Atiradores um, dois e três dão cobertura ao grupo que simultaneamente invadem o galpão. Chuva de disparos, gritaria e ordens de rendição. Os homens de Peixe vão caindo feito moscas com o efeito do inseticida. Damião correu para se proteger atrás das caixas e quase foi atingido por Filé. O chefe de polícia revidou o ataque, mas sem sucesso. Do alto, Peixe tem uma visão privilegiada. Basta somente mirar e puxar o gatilho e pronto, mais um policial no chão. A cada corpo que cai uma comemoração.

- Venham me pegar. – gritou. – conte seus mortos.

Filé se arrastou até próximo dos carros. Sangrando e sentindo fortes dores ele não desiste de defender seu grupo. Ele viu um policial vindo em sua direção, por isso se antecipou atirando e o acertando no peito. Paulo Alves viu quando seu companheiro foi atingido e isso entregou a localização de Filé. Alves correu agachado entre os veículos e caixas e viu Felipe deitado segurando o ferimento da bala.

- Solte a arma, você está preso.

Não dando ouvidos ao comando policial, Filé apontou para Alves, mas foi alvejado por Damião que estava do outro lado.

- Não tive escolha. – explicou o chefe.

- Relaxa. Acho que esse era o tal de Filé. Peixe está escondido em algum lugar lá em cima.

- Ele atira bem, estamos vulneráveis aqui em baixo. – recarregou a calibre doze.

- O jeito é sufoca-lo até ele sair.

E assim foi feito. Chumbo grosso pra cima de Antônio que não pode nem respirar, falar ou pensar. Ele, como um ex policial sabe bem o que é ficar encurralado em meio ao fogo cruzado. Nesses casos o melhor a se fazer é manter a calma e esperar. Escondido atrás de sua mesa ele aguarda até que os disparos cessem e ele possa revidar. Enquanto isso ele tenta refazer o plano mentalmente. Não há muito o que fazer. A fuga seria sua melhor opção. Um tiro explodiu um quadro de moldura de vidro o assustando.

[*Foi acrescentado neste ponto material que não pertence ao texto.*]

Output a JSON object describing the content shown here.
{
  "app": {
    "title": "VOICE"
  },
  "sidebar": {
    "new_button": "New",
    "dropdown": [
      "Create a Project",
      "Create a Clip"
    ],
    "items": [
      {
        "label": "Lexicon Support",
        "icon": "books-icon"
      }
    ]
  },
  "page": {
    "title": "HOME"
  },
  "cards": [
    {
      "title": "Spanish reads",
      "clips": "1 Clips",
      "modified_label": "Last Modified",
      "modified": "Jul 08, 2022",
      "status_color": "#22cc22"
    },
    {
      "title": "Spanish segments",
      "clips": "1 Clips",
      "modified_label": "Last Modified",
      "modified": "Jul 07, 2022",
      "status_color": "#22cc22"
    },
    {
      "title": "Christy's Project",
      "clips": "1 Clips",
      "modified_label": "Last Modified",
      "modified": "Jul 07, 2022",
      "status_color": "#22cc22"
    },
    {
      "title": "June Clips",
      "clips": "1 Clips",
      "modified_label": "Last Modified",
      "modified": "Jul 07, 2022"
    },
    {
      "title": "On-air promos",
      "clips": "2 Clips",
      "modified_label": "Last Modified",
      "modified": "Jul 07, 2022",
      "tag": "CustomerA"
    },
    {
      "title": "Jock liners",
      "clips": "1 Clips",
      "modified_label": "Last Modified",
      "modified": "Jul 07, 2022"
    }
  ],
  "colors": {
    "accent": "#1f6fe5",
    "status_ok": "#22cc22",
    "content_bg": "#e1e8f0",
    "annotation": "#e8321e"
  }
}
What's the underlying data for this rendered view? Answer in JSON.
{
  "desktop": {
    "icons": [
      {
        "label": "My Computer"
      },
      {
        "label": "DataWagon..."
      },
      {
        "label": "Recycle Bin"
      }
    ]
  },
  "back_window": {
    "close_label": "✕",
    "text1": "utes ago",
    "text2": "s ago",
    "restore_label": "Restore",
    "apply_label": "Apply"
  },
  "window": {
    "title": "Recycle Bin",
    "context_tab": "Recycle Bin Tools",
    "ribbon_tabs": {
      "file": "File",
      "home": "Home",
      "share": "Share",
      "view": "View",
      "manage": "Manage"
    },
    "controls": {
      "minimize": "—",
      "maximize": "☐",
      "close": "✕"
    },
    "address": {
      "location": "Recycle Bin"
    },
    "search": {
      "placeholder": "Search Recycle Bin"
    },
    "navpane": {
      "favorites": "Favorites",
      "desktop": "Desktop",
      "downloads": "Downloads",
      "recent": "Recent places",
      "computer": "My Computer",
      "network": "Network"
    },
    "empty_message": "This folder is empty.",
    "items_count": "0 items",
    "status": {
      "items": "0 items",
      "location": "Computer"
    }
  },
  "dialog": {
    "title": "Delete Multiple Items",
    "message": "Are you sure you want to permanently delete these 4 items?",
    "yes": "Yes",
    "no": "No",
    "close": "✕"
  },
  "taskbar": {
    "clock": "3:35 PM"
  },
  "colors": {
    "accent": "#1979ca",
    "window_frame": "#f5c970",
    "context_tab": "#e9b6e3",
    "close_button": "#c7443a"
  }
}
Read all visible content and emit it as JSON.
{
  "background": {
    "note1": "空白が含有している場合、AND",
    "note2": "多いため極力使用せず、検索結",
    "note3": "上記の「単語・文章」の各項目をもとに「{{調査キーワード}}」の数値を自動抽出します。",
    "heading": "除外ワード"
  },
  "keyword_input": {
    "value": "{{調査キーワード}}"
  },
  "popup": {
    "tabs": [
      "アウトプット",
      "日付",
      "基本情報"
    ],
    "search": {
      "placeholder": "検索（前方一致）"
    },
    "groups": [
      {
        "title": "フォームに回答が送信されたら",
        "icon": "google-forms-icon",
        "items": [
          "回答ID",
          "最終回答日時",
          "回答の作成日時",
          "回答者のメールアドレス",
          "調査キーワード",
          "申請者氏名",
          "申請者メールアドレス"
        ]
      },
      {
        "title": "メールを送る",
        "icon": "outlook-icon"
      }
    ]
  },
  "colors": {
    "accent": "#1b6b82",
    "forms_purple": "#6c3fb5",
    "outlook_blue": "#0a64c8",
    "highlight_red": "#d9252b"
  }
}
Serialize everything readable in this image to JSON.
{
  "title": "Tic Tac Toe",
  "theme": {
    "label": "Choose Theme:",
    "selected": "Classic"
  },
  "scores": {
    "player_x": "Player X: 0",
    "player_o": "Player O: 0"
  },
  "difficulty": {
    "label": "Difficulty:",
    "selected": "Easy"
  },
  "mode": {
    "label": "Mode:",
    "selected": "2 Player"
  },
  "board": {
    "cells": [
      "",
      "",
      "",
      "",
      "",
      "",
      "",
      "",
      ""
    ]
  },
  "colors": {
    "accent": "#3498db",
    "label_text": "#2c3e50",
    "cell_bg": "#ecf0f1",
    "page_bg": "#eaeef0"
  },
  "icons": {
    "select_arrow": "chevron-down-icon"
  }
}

- Droga, logo nesse quadro.

Peixe se recorda de que na parte dos fundos do galpão há um carro estrategicamente posicionado para fuga nesses casos extremos. Mas ele também lembrou que a essa altura todo o quarteirão foi tomado por agentes e que possivelmente estão sob ordens de Damião Ramos para atirarem. O melhor a se fazer é ficar e manter a resistência. Antônio pensou em Filé. Estaria ele morto? Ou ferido em posse dos vermes de farda? Por que ele ainda não subiu aqui para me dar suporte?

Os tiros pararam. Arrastejando até o ponto onde estava, Peixe utilizou a mira do fuzil para averiguar. Lá embaixo ele viu Damião recarregando sua doze. Os miseráveis não desistem, pensou. A melhor defesa é o ataque. O chefe Ramos não está em sua linha de tiro perfeita, mas vale a pena arriscar. Ele mirou e disparou. Damião rodopiou deixando cair sua arma alarmando a todos. Alves imediatamente o puxou para um abrigo.

- Fique calmo, chefe.

- Droga. – disse olhando o ferimento na clavícula direita. – ele ainda está vivo. Subam e arranquem o Peixe de lá. – berrou.

Paulo Alves entendeu a ordem, assim como os outros. Damião era socorrido quando o novato avançava em direção ao andar. Do alto mais tiros. Peixe sabe que é jogada perdida, mas o que vale e cair atirando. Alves alcançou as escadas e pediu cobertura. Finalmente a porta de entrada. Por descuido Peixe a esqueceu entreaberta. Alves deu um tempo e nesse curto período os tiros pararam outra vez. Para não ser surpreendido Paulo se agachou. De repente o vidro da porta explodiu cobrindo Alves de estilhaços.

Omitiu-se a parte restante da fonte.